Desde entonces no hubo otro presidente, hasta López Obrador, que lograra hacerlo. Alguno lo intentaron en el transcurso de su mandato y fracasaron. López Obrador, sin embargo, lo asumió desde que el 1 de diciembre de 2018 fue investido con la banda presidencial. A partir de ese momento se mimetizó con ese rey de rostro adusto, cuyo cuerpo está formado de millones de seres humanos que lo contemplan arrobado y en cuyas manos lleva el báculo del poder espiritual y la espada del poder mundano, que aparece como una síntesis del Estado en el frontispicio del Leviatán de Hobbes. Desde entonces, en su imaginario y el de sus fieles, él y la investidura se volvieron un mismo ser.

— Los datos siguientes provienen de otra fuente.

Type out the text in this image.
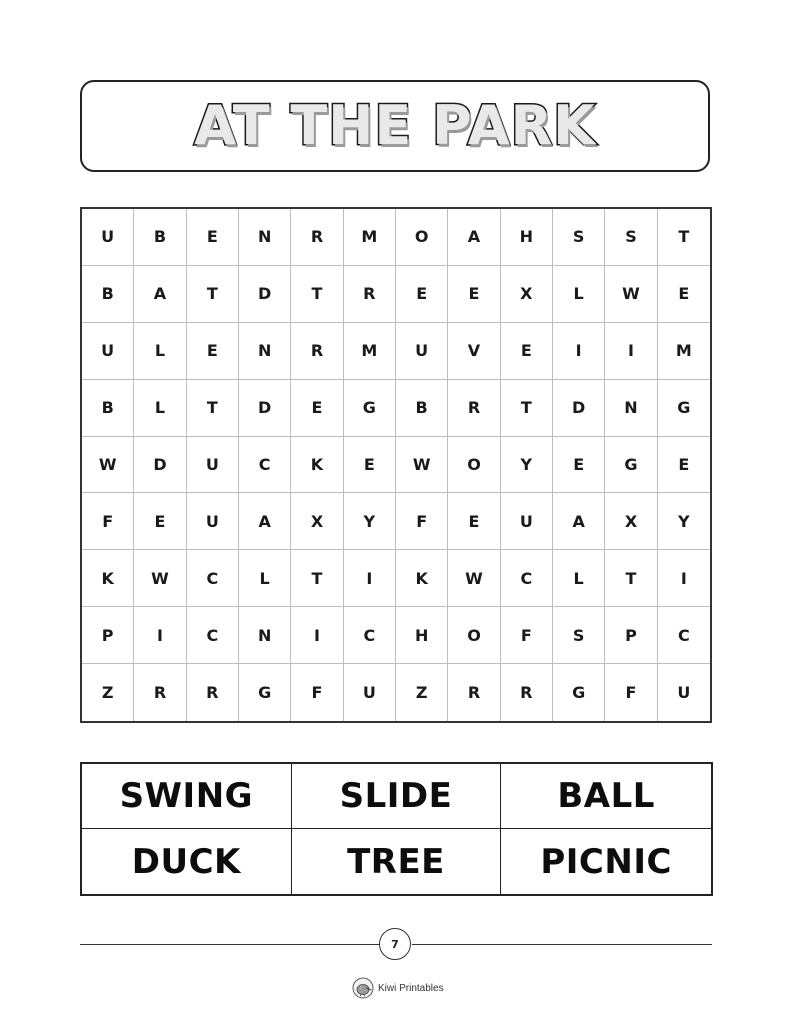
AT THE PARK
U	B	E	N	R	M	O	A	H	S	S	T
B	A	T	D	T	R	E	E	X	L	W	E
U	L	E	N	R	M	U	V	E	I	I	M
B	L	T	D	E	G	B	R	T	D	N	G
W	D	U	C	K	E	W	O	Y	E	G	E
F	E	U	A	X	Y	F	E	U	A	X	Y
K	W	C	L	T	I	K	W	C	L	T	I
P	I	C	N	I	C	H	O	F	S	P	C
Z	R	R	G	F	U	Z	R	R	G	F	U
SWING	SLIDE	BALL
DUCK	TREE	PICNIC
7
Kiwi Printables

Semejante al de los reyes absolutistas, su cuerpo, lleno de las evidentes limitaciones físicas y espirituales que le conocemos, se transformó en el cuerpo impoluto de un Dios llamado Pueblo: un ser, diría Jesús Silva Márquez, que, como los soberanos absolutos, ocupa el espacio de la nación entera porque en su boca reside la ley, en sus brazos la bondad y la justicia, en su mirada la moral y en su puño el destino de todos. Por ello, nadie que no sean aquellos que se le acercan para expresar su sumisión y recibir sus dádivas, puede tocarlo, interpelarlo, pedirle cuentas a riesgo de mancharlo y en enlodarlo. Para ellos la difamación, el insulto que, salido de sus labios, es la condena eterna y el desprecio. Investido, en su imaginario y el de sus fieles, no de un mandato jurídico y político, sino de lo divino, él decide qué está bien y qué está mal. Por ello no recibió a las víctimas el 26 de enero de 2020. Por ello, dos meses después de insultarlas y depreciarlas, fue a saludar a la madre del Chapo. Por ello se negó a asistir a las últimas entregas de la medalla Belisario Domínguez, la más reciente de las cuales, para justificación de su investidura y desgracia de Belisario y Poniatowska, terminó en un ridículo sainete. Como todo resentido, la investidura le sirve al mismo tiempo para ocultar la miseria de su inteligencia y reinar con la sordera de los dioses.
¿Podrá consolidarla? En todo caso y pese a escasos actos de republicanismo que han limitado algo de su desaforada megalomanía, López Obrador ha logrado reinar sobre un país que todavía no sabe vivir sin tlatoanis. Nada hay en el horizonte, fuera de sus enfermedades, que anuncie su caída; nada que, en medio de la destrucción de su poder omnímodo, pueda detenerlo. Hijos de Pedro Páramo, estamos, como en Comala, condenados a padecer su monstruosa, trasnochada e insoportable investidura.
Además opino que hay que respetar los Acuerdos de San Andrés, detener la guerra, liberar a todos los presos políticos, hacer justicia a las víctimas de la violencia, juzgar a gobernadores y funcionarios criminales, esclarecer el asesinato de Samir Flores, la masacre de los Le Barón, detener los megaproyectos y devolverle la gobernabilidad a México.